Arropé con un beso a mi compañera,
apagué las luces, encendí la tele y me dormí
al compás de una oferta de cuchillos del teletienda
sabiendo que mañana era martes
y recitaba con mi querido amigo Camilo.
El brillo de mi consciencia duró
lo que se tarda en leer:
«un cielo azul, un gorrión, una anciana, un beso
y un sueño en Libertad».
Y es que a pesar de los pesares,
maldita sea,
el tiempo endurece el corazón
hasta que, llegado el momento, se ablanda…,
como lo hizo el corazón de la madre
que encabeza estos versos.
Corazón blando, corazón de otoño,
cuando me dices: «cómo pasa el tiempo»
lo dices con el timbre de quien lo comprende todo,
y no es tristeza, es levedad, es la fruta madura del ser
que se desnuda y se entrega a uno mismo
suspendida en la calma de su tallo.
Ese momento llega
cuando la vida celebra el fin de su carnaval
y la pita florece majestuosa en nuestro pecho
mientras aquellos vacíos que fueron de plomo
se vacían sin reclamar nada a cambio
disolviéndose en esa paz del amanecer
que nos regala
nuestro más íntimo ocaso.
Kalkbadan
En Madrid, a 31 de mayo de 2019
Estaba pedaleando en mi triciclo
de faritos azules
cuando mi abuela salió a la veranda, se detuvo,
y voló su mirada hasta encontrar la de mi madre.
Aquella tarde todos se abrazaron
como se abrazan los finales.
Era verano, las libélulas agitaban sus papiros
y el estanque era un océano
esperando la nave de un corsario.
Fue la primera vez que supe de la tristeza
en la mirada de un hombre.
Muchos años después
estaba paseando con mi hermana.
Recuerdo que nevaba como nunca.
Era en esas fechas en que la gente
se saluda por la calle como si se conociera
y los cláxones y los escaparates son seres amables.

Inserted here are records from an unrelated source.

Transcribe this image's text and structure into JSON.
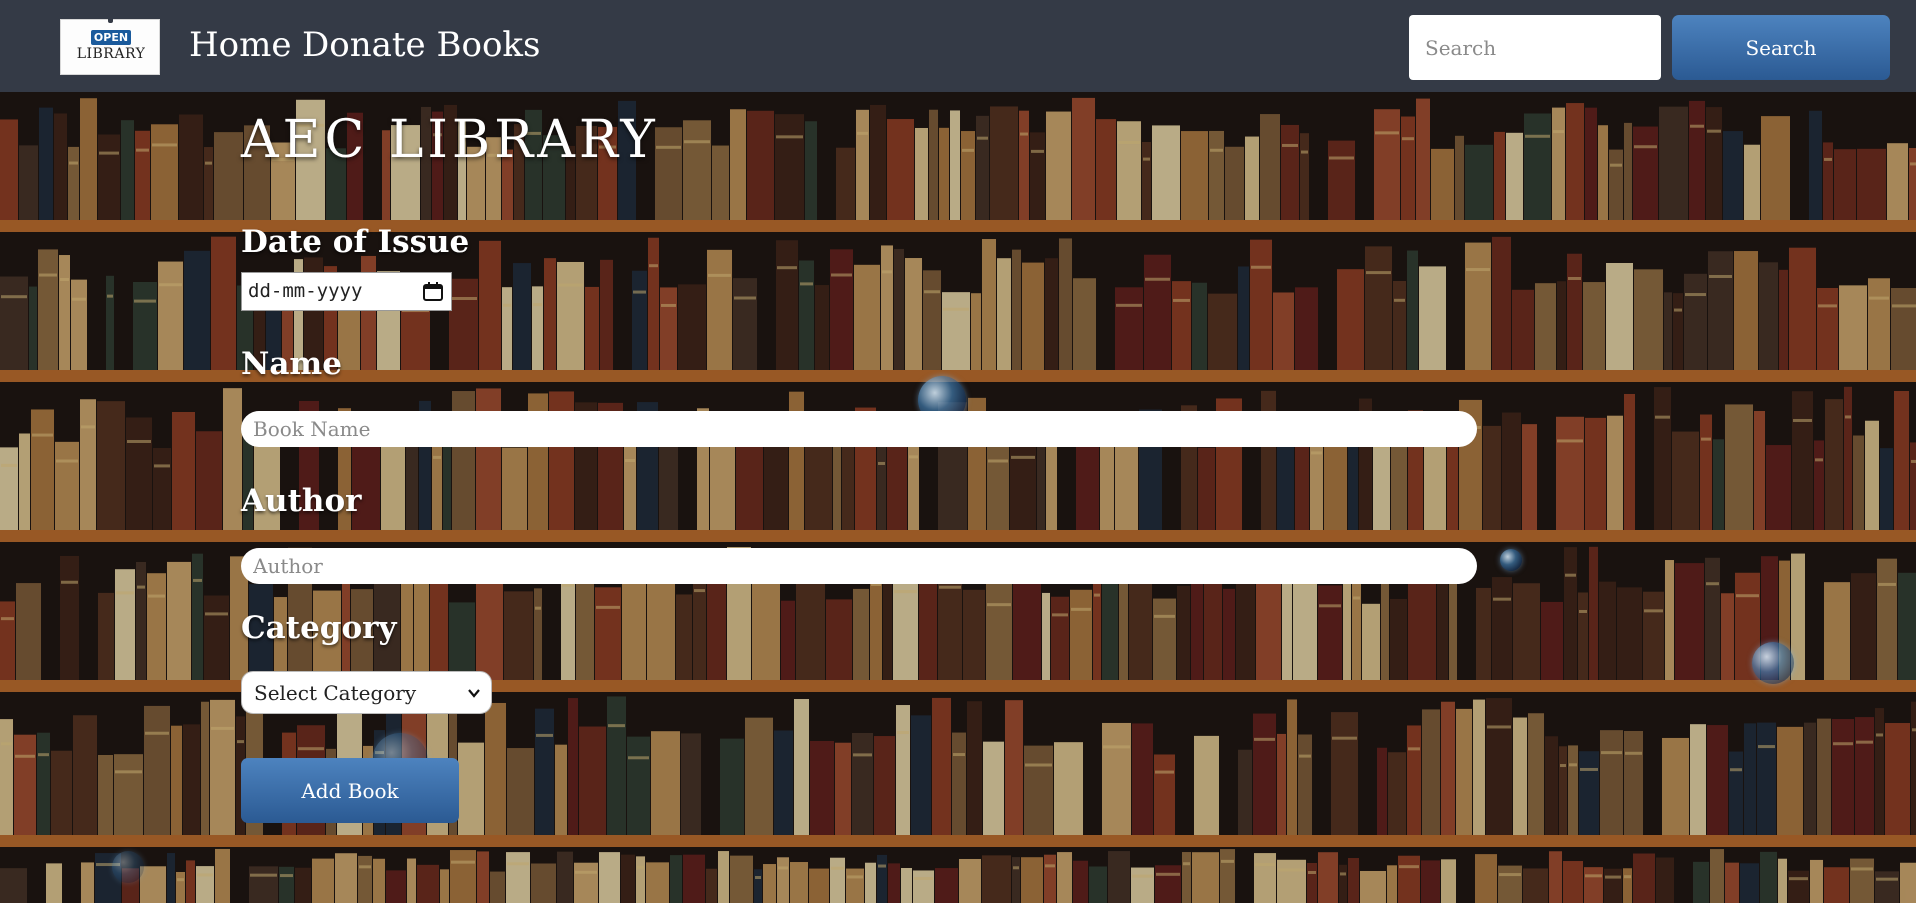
{
  "navbar": {
    "logo": {
      "badge": "OPEN",
      "word": "LIBRARY"
    },
    "links": {
      "home": "Home",
      "donate": "Donate Books"
    },
    "search": {
      "placeholder": "Search",
      "button_label": "Search"
    }
  },
  "main": {
    "title": "AEC LIBRARY",
    "form": {
      "date_label": "Date of Issue",
      "date_value": "dd-mm-yyyy",
      "name_label": "Name",
      "name_placeholder": "Book Name",
      "author_label": "Author",
      "author_placeholder": "Author",
      "category_label": "Category",
      "category_selected": "Select Category",
      "submit_label": "Add Book"
    }
  },
  "icons": {
    "calendar": "calendar-icon",
    "chevron": "chevron-down-icon",
    "background": "bookshelf-background"
  },
  "colors": {
    "navbar": "#343a46",
    "button_top": "#4d83bf",
    "button_bottom": "#2b5a93",
    "text": "#ffffff"
  }
}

Girasoles blancos se posaban en las prendas
de esa humanidad predispuesta a la felicidad
cuando una llamada lo apagó todo...
Pegado al ventanuco de un avión
el bellísimo trazo de una estrella fugaz
me confirmó el desastre de mi vida.
Aquel niño que fui, aquella noche,
se bajó del triciclo
y comenzó a caminar desnudo ante el mundo
sobre un espeso manto de nieve.
Después, se sucedieron otras tantas estrellas fugaces
cumpliendo con la inexorable pauta natural.
Pero la insoportable y tremenda paradoja
es que a pesar de todos los vacíos,
a pesar de no haber olvidado al niño del triciclo
—y aquí juró que nunca lo haré—
ayer amanecí pronto, trabajé, me duché,
al salir del portal me recibió un cielo azul de primavera,
reñí a mis hijos, los llevé al colegio, un gorrión
picoteaba la mano de una anciana, un café de trago,
trabajé, comí, me llegaron como siempre
—a la hora de siempre— los correos
de préstamos gratuitos, ofertas de rólex,
viagra y pastillas para dormir…, y a última hora
la llamada de esa gente tan amable y pertinaz de vodafone.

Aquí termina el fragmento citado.